SuaraSumut.id - Peristiwa memilukan terjadi di Kelurahan Aek Loba Pekan, Kecamatan Aek Kuasan, Kabupaten Kabupaten Asahan, Sumatera Utara (Sumut).
Seorang warga berinisial S (62) menemukan bayi perempuan dalam kondisi telungkup di tengah jalan umum Lingkungan VI pada Rabu 18 Maret 2026 sekitar pukul 19.45 WIB.
Bayi itu kemudian diamankan dan diserahkan kepada warga setempat untuk dirawat sementara sebelum akhirnya dibawa ke Puskesmas Aek Kuasan untuk mendapatkan perawatan medis.
Hasil pemeriksaan memastikan bayi berusia sekitar tujuh bulan tersebut dalam kondisi sehat.
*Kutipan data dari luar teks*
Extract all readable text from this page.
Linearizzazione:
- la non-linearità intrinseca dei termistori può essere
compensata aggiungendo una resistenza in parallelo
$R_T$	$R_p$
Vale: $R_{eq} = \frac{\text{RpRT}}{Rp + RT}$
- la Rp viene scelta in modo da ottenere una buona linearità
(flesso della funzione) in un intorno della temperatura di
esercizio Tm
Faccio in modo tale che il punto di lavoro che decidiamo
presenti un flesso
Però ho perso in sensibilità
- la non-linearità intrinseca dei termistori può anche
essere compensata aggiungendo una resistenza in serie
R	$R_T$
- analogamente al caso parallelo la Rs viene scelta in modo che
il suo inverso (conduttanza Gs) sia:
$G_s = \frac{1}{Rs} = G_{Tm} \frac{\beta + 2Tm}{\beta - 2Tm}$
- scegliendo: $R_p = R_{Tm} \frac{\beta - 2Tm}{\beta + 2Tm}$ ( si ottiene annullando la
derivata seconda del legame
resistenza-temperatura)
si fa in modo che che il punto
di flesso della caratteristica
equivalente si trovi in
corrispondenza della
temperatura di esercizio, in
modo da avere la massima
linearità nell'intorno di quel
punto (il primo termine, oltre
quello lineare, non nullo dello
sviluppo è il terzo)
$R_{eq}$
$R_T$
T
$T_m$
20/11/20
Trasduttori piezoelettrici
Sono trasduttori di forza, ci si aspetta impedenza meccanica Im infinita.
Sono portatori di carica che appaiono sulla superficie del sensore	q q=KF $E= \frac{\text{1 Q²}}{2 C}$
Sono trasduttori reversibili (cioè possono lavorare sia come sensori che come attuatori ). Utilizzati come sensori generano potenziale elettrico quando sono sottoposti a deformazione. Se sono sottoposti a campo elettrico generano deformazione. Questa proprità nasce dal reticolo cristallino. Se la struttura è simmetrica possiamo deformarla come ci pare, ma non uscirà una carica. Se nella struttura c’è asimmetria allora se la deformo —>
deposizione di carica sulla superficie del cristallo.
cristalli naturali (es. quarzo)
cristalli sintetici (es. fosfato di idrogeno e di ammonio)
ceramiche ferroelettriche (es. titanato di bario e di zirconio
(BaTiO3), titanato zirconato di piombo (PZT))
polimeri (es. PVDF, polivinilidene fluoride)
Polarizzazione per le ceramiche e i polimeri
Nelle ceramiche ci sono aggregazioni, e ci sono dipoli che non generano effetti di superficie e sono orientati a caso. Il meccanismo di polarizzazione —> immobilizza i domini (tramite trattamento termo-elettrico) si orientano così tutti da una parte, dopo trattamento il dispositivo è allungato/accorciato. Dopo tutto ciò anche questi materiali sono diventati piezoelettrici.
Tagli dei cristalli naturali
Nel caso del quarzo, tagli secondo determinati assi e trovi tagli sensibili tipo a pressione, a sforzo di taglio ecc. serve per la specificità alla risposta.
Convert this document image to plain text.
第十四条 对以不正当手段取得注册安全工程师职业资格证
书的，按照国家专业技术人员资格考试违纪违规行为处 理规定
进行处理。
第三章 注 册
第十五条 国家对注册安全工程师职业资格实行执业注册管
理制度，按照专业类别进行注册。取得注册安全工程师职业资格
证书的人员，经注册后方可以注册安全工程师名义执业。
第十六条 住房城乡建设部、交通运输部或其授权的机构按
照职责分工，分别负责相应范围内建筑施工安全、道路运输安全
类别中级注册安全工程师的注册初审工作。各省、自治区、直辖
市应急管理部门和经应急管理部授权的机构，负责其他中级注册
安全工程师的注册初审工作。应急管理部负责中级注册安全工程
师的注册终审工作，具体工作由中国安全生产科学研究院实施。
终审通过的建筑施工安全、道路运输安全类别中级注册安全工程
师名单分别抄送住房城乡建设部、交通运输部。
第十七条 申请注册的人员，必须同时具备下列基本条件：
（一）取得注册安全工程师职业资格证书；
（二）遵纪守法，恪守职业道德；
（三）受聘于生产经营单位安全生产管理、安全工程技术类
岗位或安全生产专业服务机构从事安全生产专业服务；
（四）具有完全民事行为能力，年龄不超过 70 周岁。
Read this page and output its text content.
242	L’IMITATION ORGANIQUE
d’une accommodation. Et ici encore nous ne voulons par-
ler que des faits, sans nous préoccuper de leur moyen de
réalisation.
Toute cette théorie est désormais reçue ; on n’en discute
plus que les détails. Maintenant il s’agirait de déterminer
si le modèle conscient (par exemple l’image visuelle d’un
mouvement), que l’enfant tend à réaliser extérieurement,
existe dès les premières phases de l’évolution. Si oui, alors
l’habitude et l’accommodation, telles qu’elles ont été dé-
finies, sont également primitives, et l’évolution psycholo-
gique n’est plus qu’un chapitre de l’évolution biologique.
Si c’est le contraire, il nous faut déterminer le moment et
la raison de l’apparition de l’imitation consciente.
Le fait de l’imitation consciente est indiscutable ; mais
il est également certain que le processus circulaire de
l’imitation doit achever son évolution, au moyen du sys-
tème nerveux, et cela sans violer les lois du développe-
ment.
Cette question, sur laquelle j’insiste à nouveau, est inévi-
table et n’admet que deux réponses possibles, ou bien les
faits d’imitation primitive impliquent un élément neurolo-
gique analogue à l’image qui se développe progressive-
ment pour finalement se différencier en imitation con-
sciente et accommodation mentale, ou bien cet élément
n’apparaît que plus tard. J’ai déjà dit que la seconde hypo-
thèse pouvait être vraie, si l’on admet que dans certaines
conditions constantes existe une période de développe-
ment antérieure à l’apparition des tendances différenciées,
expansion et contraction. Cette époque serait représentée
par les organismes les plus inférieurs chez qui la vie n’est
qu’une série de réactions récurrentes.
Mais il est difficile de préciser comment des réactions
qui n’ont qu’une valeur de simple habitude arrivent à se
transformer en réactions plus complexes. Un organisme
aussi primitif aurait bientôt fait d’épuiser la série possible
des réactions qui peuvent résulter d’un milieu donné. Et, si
Penemuan ini segera ditindaklanjuti oleh aparat Polsek Pulau Raja yang bergerak cepat melakukan penyelidikan intensif.
Baca Juga:Mayat Bayi Dalam Kardus Ditemukan di Medan, ART Ditangkap
Polisi Tangkap Sepasang Kekasih Menjelang Lebaran
Setelah hampir sepekan penyelidikan, petugas kepolisian akhirnya mengungkap identitas orang tua bayi tersebut. Seorang pria berinisial MA (20) diamankan pada 26 Maret 2026.
"Dari hasil pemeriksaan, ia mengaku membuang bayi bersama kekasihnya berinisial DP (20) yang turut diamankan di lokasi berbeda," Kapolsek Pulau Raja AKP D Sitepu, Minggu, 29 Maret 2026.
Berdasarkan pengakuan pelaku, bayi tersebut merupakan hasil hubungan gelap keduanya. Bayi itu lahir pada bulan Agustus 2025 di Medan.
"Keduanya mengaku sebagai orang tua kandung bayi perempuan tersebut. Bayi tersebut lahir pada Agustus 2025 di Medan dan merupakan hasil hubungan di luar pernikahan," ujarnya.
Baca Juga:Heboh Orok Bayi Ditemukan Mengapung di Sungai Deli Serdang, Polisi Selidiki
Saat ini kedua pelaku beserta bayi telah diamankan di Polsek Pulau Raja. Kasus tersebut ditangani oleh Unit Perlindungan Perempuan dan Anak (PPA) Polres Asahan untuk proses hukum lebih lanjut.